Pauline Marois has emerged as the winner of the internal wars that have beset the Parti Québécois. Her leadership went uncontested at the recent PQ National Council meeting. Her principal rival, former Bloc leader, Gilles Duceppe has removed himself from active politics following a leak to La Presse, citing misappropriation by the Bloc of parliamentary funds for partisan purposes.

For Pierre Dubuc, a militant left-wing sovereignist, writing in L’Aut’Journal, the most important news is that Marois has corrected the mistakes that contributed to her troubles.

The PQ had decided to recruit voter support in Quebec City, and surrounding areas from the right-wing ADQ. That explained why it backed the Quebecor bid for a special arena deal to house the Quebec Nordiques (and help its bid to return to the NHL). Dropping its principled opposition to sweetheart construction deals like the one with Quebecor led to defections from the PQ caucus.

The ADQ recently wound up its activities. It merged with the CAQ (Coalition for the Future of Quebec) led by former PQ minister François Legault. The CAQ pledged to take discussion of the national question (sovereignty or independence) off the table for 10 years if elected, which puts them on the other side of the national question from the PQ. This greatly irritates Premier Jean Charest who wants Legault to be considered a sovereignist, and leaves Marois free to court traditional nationalist voters.

While off trying to persuade right-leaning voters that the PQ could accommodate their concerns, Marois and her troops were losing ground on progressive issues to Québec Solidaire. Many trade unionists, and social movement activists want to see increased attention to the “social question” from Marois, who has been preoccupied with holding the support of the vocal independence wing of the PQ, to counter Legault and the neo-liberalism of the CAQ.

While the reduction of the Bloc to a small parliamentary rump was a blow to the Quebec sovereignist movement, the absence of a strong Bloc leader in Ottawa has also given Marois more reason (and more room on the stage) to attack Stephen Harper. Contesting Harper lets Marois strengthen her appeal with progressives on socio-economic policies, and draw a picture for nationalists of Canada as a bad bargain for Quebec, and independence as a better option for the future. By attacking Harper, she speaks to both between the social wing and the nationalist wing of the PQ.

With an election expected as early as this spring, Pauline Marois and the sovereignist movement can thank Stephen Harper for putting the PQ back in the running to form the next government. Since winning his majority (while losing a few seats in Quebec) the Canadian prime minister has been deliberately provocative in his dealings with Quebec.

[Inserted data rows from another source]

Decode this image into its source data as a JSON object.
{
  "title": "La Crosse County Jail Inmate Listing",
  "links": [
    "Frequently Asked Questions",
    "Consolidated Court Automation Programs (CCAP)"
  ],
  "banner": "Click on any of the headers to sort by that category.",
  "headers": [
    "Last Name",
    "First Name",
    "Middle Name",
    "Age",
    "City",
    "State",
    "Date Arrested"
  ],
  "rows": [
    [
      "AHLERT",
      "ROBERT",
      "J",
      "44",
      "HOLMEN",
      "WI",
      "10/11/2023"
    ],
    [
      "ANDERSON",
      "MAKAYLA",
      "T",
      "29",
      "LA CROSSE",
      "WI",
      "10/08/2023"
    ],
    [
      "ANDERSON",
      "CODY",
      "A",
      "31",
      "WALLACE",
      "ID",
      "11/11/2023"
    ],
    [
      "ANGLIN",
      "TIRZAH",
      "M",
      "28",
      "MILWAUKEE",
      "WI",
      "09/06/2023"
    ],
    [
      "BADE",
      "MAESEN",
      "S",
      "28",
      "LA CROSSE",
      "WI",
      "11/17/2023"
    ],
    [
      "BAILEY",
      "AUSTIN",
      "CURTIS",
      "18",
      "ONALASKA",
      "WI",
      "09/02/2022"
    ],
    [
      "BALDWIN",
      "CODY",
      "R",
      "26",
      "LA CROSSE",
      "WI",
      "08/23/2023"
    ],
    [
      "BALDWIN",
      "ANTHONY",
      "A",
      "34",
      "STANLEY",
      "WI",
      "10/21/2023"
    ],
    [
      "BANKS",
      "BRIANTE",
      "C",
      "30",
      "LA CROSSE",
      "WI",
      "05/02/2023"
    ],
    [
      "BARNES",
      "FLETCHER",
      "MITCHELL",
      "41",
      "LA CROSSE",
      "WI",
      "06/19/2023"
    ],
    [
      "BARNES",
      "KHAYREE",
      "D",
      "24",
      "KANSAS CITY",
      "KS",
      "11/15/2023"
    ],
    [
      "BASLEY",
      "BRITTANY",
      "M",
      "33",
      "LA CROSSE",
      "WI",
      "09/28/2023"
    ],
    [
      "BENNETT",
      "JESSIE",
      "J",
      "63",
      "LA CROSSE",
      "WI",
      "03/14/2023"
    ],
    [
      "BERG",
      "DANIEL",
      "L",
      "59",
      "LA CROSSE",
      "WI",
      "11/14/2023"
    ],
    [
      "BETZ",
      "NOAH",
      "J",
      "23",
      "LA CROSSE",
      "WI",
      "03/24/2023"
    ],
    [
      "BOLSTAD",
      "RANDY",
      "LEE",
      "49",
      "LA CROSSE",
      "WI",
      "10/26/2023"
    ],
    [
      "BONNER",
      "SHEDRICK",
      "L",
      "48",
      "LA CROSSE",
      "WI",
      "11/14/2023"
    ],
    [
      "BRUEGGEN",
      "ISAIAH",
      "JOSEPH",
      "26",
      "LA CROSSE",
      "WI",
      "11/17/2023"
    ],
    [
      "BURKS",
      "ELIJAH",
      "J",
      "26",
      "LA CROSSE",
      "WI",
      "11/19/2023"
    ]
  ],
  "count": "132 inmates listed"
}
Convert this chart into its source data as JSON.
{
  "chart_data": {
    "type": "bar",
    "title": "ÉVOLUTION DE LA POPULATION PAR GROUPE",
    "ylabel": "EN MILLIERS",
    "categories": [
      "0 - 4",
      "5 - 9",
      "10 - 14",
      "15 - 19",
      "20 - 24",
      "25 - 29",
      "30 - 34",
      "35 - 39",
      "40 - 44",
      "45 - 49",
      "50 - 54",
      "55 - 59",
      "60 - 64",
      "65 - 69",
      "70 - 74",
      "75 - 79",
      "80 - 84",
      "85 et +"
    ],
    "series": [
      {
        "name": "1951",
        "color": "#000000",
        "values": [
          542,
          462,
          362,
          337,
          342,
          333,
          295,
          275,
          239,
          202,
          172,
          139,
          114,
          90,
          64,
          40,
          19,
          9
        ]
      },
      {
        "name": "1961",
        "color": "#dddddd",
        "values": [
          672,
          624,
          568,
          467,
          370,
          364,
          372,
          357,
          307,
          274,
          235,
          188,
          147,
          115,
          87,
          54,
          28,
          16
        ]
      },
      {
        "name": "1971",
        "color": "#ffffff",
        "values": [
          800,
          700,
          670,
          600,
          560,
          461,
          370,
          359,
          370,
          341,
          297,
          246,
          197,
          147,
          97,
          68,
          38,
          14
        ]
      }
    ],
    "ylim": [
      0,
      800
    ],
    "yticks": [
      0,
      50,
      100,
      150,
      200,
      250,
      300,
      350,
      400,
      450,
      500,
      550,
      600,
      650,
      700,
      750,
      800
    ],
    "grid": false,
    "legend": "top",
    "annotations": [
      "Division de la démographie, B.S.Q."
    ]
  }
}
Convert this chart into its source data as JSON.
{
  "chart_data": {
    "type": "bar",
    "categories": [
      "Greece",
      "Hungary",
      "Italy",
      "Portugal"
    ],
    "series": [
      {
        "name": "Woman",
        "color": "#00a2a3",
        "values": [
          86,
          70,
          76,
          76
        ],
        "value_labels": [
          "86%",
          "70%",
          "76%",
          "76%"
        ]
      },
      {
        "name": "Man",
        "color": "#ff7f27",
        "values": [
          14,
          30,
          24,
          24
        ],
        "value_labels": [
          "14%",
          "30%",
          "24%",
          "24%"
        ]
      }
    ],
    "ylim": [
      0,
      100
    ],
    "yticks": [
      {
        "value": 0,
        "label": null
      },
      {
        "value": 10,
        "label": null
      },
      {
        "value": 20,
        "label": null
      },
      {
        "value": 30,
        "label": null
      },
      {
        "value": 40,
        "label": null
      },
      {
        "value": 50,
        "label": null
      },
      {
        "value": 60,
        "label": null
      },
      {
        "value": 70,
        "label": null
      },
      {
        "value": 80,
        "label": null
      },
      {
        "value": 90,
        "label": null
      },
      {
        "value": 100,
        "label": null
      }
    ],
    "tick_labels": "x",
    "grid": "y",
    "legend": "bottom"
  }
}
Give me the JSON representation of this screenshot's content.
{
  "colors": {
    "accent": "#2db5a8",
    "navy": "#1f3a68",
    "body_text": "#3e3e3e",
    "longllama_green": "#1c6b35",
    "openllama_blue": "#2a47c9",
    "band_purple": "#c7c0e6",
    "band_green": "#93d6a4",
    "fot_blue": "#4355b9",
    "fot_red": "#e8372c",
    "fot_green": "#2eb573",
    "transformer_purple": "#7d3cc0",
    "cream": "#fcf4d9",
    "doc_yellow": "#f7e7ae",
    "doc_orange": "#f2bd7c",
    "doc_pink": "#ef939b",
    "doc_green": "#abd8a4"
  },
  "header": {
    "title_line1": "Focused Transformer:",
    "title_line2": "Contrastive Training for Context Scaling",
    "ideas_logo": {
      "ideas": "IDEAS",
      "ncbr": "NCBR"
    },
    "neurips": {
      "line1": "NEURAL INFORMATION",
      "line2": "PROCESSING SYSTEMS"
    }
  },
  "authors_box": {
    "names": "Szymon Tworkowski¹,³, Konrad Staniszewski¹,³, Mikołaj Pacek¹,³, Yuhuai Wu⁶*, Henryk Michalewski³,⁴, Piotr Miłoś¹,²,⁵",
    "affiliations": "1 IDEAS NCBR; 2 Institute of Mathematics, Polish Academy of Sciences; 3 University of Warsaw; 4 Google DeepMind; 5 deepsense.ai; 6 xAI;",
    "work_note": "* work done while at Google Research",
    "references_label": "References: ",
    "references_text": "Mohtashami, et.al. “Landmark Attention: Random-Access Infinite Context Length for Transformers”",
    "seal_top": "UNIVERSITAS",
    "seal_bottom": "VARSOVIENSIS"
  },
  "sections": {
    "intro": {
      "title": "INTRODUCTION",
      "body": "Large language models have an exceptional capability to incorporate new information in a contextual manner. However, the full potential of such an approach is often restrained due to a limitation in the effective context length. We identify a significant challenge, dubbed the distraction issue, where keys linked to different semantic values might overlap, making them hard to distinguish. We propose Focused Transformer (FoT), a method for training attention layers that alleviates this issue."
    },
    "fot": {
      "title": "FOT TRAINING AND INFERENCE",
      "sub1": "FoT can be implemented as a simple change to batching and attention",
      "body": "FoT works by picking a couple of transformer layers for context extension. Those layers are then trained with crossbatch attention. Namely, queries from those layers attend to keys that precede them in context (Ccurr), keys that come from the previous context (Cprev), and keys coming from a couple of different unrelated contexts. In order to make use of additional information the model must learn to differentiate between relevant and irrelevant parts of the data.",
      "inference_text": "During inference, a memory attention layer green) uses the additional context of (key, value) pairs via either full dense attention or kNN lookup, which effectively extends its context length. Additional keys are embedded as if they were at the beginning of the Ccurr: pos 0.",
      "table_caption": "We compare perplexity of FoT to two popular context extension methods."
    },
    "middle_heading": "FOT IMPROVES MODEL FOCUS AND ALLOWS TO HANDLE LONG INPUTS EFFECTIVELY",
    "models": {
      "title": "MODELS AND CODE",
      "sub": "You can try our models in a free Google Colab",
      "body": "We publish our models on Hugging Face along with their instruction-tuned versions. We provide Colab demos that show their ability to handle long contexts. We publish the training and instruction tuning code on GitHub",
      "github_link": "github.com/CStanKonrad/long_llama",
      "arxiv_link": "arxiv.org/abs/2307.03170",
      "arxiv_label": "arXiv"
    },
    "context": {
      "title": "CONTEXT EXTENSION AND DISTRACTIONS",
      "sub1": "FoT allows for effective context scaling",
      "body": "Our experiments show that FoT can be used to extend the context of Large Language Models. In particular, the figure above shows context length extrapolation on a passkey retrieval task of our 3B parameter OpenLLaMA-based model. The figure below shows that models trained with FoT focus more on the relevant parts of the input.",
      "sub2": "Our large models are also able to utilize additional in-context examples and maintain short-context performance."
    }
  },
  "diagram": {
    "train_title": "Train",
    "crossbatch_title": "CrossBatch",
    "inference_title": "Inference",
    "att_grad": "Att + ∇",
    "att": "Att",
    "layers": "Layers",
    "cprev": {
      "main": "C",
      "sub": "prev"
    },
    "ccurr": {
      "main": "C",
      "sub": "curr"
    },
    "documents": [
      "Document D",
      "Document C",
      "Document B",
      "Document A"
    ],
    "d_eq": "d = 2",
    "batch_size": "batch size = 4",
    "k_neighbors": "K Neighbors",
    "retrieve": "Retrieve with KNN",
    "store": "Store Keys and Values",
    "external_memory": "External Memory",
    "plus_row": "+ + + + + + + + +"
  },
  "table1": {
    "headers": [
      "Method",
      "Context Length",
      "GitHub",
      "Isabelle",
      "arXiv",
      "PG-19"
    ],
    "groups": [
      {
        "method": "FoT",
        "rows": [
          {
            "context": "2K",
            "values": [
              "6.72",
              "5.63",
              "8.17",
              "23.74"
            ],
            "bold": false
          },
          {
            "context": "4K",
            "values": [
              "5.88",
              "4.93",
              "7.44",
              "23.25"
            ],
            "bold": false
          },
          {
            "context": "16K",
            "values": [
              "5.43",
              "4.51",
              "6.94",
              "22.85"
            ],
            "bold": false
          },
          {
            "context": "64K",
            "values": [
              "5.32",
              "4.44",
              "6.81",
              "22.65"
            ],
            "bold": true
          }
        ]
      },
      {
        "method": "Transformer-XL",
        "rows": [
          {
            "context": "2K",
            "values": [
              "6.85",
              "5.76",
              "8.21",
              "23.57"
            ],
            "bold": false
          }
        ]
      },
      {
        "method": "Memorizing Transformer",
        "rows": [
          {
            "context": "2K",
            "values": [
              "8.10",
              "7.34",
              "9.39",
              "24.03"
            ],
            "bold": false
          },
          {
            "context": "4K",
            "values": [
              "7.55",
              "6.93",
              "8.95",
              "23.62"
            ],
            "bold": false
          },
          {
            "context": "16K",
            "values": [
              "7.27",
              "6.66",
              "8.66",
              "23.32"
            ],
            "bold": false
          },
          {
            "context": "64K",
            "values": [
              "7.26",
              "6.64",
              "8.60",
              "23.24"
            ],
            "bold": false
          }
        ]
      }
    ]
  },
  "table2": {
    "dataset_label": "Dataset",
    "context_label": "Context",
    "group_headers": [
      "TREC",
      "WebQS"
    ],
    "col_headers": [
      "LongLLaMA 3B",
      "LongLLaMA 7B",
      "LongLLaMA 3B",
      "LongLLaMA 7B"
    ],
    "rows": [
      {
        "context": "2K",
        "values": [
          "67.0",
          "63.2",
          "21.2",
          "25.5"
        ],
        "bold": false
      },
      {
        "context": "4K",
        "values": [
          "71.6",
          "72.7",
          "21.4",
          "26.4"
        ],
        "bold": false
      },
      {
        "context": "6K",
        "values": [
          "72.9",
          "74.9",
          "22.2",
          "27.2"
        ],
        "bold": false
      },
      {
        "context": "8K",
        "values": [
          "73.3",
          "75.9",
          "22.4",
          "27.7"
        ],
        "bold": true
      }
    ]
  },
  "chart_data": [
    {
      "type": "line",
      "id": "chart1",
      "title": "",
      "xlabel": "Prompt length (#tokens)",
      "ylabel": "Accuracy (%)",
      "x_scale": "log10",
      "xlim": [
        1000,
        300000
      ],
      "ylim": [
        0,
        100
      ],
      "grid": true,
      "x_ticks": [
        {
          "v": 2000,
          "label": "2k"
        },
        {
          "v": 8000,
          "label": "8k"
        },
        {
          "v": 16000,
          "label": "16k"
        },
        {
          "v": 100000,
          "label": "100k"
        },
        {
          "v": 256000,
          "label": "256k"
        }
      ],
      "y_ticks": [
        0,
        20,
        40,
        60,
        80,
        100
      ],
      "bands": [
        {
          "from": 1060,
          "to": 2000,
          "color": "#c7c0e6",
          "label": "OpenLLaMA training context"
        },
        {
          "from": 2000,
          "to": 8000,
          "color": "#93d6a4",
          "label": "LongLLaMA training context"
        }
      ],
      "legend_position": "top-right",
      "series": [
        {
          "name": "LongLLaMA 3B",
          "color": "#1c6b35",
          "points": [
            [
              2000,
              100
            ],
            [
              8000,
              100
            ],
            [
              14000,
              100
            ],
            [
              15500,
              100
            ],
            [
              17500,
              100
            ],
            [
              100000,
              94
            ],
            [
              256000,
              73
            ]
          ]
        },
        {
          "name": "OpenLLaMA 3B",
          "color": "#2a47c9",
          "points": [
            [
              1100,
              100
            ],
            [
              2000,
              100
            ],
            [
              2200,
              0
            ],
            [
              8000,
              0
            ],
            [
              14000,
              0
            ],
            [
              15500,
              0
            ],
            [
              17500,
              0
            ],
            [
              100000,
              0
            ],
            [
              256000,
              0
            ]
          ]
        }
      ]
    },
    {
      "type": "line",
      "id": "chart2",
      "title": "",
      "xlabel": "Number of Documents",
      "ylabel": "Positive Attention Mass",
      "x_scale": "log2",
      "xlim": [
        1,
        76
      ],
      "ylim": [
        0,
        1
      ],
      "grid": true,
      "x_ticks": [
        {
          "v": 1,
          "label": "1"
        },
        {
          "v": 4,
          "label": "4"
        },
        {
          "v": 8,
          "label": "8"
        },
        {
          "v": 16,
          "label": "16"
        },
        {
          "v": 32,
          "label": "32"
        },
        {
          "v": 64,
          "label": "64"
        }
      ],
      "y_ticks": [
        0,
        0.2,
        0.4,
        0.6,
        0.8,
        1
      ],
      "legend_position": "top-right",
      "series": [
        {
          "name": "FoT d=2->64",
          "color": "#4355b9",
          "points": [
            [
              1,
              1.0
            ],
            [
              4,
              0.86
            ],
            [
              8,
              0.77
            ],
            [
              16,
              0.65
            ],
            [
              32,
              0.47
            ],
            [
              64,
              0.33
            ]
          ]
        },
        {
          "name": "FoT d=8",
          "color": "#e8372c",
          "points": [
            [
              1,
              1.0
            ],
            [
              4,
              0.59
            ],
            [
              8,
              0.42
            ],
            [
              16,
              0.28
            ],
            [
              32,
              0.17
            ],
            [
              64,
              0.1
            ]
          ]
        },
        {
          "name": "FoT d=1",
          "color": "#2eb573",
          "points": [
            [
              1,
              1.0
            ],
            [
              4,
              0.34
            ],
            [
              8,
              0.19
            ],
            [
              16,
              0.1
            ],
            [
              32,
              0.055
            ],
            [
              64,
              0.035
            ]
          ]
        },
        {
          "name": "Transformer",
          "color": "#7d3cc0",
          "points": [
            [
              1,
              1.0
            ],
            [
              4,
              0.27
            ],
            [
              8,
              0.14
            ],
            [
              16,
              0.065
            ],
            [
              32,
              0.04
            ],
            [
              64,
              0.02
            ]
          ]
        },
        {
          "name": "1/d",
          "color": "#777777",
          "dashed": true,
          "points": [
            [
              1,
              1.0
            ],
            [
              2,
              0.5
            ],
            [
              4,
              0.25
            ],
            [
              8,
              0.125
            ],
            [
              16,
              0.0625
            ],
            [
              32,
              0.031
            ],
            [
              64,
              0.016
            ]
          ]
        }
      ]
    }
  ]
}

Harper has seen fit to appoint unilingual individuals to key posts such as Auditor General of Canada, or Supreme Court Justice; pass over Quebec for ship-building contracts; pull out of the Kyoto accord despite protests from the Quebec government; promote the British Crown as a symbol of national unity; and most recently close the Services Canada centre in Rimouski, despite a large backlog of EI claims in Quebec.

Harper calculates that a revival of the Bloc is the best — and maybe only way — to defeat NDP MPs. The Liberal party is still damaged goods in Francophone Quebec. Harper has not given up on the province, but for the time being he limits his Conservative largesse to Quebec, as a way of punishing the province for not voting for his party.

Despite his calculated insults to Quebec, Harper knows it remains key to his holding power. Stephen Harper is very worried that if he fails to hold his majority in the election expected in October 2015, say, though a loss of Ontario seats, he will be defeated in the House of Commons by the combined forces of the NDP, and the Liberals. Having lost the confidence of the House of Commons, he would be forced to resign as prime minister, opening the door to an NDP-Liberal coalition government.

A resurgent Bloc is a way — the only way other than the Conservatives winning Quebec themselves — for Harper to forestall a coalition. Each seat won by the Bloc in Quebec is as good as a win for the Conservatives, since it represents one less seat for the coalition. Under no circumstances could the Bloc be part of a coalition, or could a NDP-Liberal coalition be formed without controlling more than 50 percent of the seats in the House.

Harper may well fail in his attempt to revive the Bloc. He has certainly succeeded in strengthening Pauline Marois and the PQ. His tough tactics do ensure that the Quebec national question stays alive as a political issue, not just in Quebec, but in Canada outside Quebec as well.

Duncan Cameron is the president of rabble.ca and writes a weekly column on politics and current affairs.